Search code examples
c#xmlpositionlinq-to-xml

Get an XElement's position and length in the original document


I am parsing an XML document for specific nodes, and would like to later on show the xml document in a ui, highlighting the specific portions. To do this, I need to know the position of the element in the document's text, and its length.

So far, I have found, that when loading the XDocument, I should specify LoadOptions.SetLineInfo, so I can at least get the position in the original xml string. This gives me the char, at which the element's name starts, so I should subtract one, to get the actual start of the tag. I have, however, not been able to find a way to get the position of the ending element.

What I've tried so far (LinqPad code using .Dump(), substitute with Console.WriteLine if necessary), the basic test code:

var xml = @"<xml>
  <myElement>
    <someProperty attribu=""attrVal1"" />
    <someOtherProp />
  </myElement>
</xml>";
// xml.Length => 105 (Note, there should be a TAB instead of four spaces before `<someOtherProp />`,
//                    to demonstrate problems)

var doc = XDocument.Parse(xml, LoadOptions.SetLineInfo);

var li = (IXmlLineInfo)doc;
$"{li.LineNumber - 1}:{li.LinePosition - 1}~{GetLen(doc.Root)}".Dump();

foreach (var el in doc.XPathSelectElements("//myElement/*"))
{
    li = (IXmlLineInfo) el;
    $"{li.LineNumber - 1}:{li.LinePosition - 1}~{GetLen(el)}".Dump();
}

Now, my implementations of GetLen:

First attempt: using .ToString()

int GetLen(XElement el)
{
    return el.ToString().Length;
}

This will reformat the code, so the TAB mentioned in the comment above will be expanded to four spaces instead. The doc will be 108 chars instead of 105 now. So, this is not an option.

Second attempt: using an XmlReader

int GetLen(XElement el)
{
    using (var r = el.CreateReader())
    {
        r.MoveToContent();
        var ox = r.ReadOuterXml();
        return ox.Length;
    }
}

This will throw out any unneccessary white space, leading to much shorter lengths (86 for doc). So, this is also not an option.

I have not been able to find any other meaningful way to accomplish what I need, other than manually parsing the XML myself, which I would like to avoid doing. Does anyone have an idea, what else I could try?

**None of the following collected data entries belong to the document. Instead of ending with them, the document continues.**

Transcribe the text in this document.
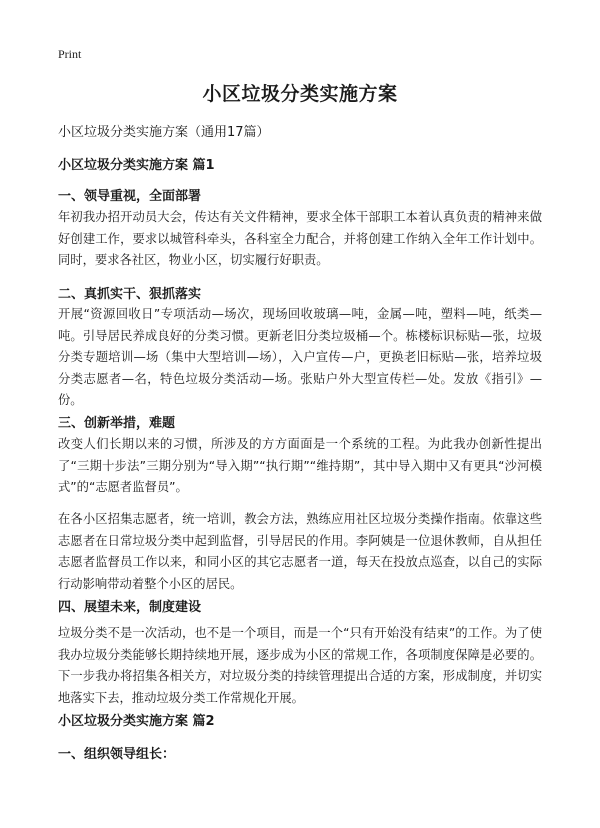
Print
小区垃圾分类实施方案

小区垃圾分类实施方案（通用17篇）

小区垃圾分类实施方案 篇1
一、领导重视，全面部署

年初我办招开动员大会，传达有关文件精神，要求全体干部职工本着认真负责的精神来做好创建工作，要求以城管科牵头，各科室全力配合，并将创建工作纳入全年工作计划中。同时，要求各社区，物业小区，切实履行好职责。

二、真抓实干、狠抓落实

开展“资源回收日”专项活动—场次，现场回收玻璃—吨，金属—吨，塑料—吨，纸类—吨。引导居民养成良好的分类习惯。更新老旧分类垃圾桶—个。栋楼标识标贴—张，垃圾分类专题培训—场（集中大型培训—场），入户宣传—户，更换老旧标贴—张，培养垃圾分类志愿者—名，特色垃圾分类活动—场。张贴户外大型宣传栏—处。发放《指引》—份。

三、创新举措，难题

改变人们长期以来的习惯，所涉及的方方面面是一个系统的工程。为此我办创新性提出了“三期十步法”三期分别为“导入期”“执行期”“维持期”，其中导入期中又有更具“沙河模式”的“志愿者监督员”。

在各小区招集志愿者，统一培训，教会方法，熟练应用社区垃圾分类操作指南。依靠这些志愿者在日常垃圾分类中起到监督，引导居民的作用。李阿姨是一位退休教师，自从担任志愿者监督员工作以来，和同小区的其它志愿者一道，每天在投放点巡查，以自己的实际行动影响带动着整个小区的居民。

四、展望未来，制度建设

垃圾分类不是一次活动，也不是一个项目，而是一个“只有开始没有结束”的工作。为了使我办垃圾分类能够长期持续地开展，逐步成为小区的常规工作，各项制度保障是必要的。下一步我办将招集各相关方，对垃圾分类的持续管理提出合适的方案，形成制度，并切实地落实下去，推动垃圾分类工作常规化开展。

小区垃圾分类实施方案 篇2
一、组织领导组长：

I could, of course, read in the xml, reformat it, and then use one of the options. But, since the XML is delivered by an external party, and we want to tell them, where we found mistakes, it would be best to know their indexes, and not the indexes after reformatting.

Thanks for your help!


Solution

  • It seems, this is currently not possible. We have instead opted to generate an XPath expression pointing to the exact element. This way, we can leave the formatting to whatever the UI wishes to do, but always have the correct element.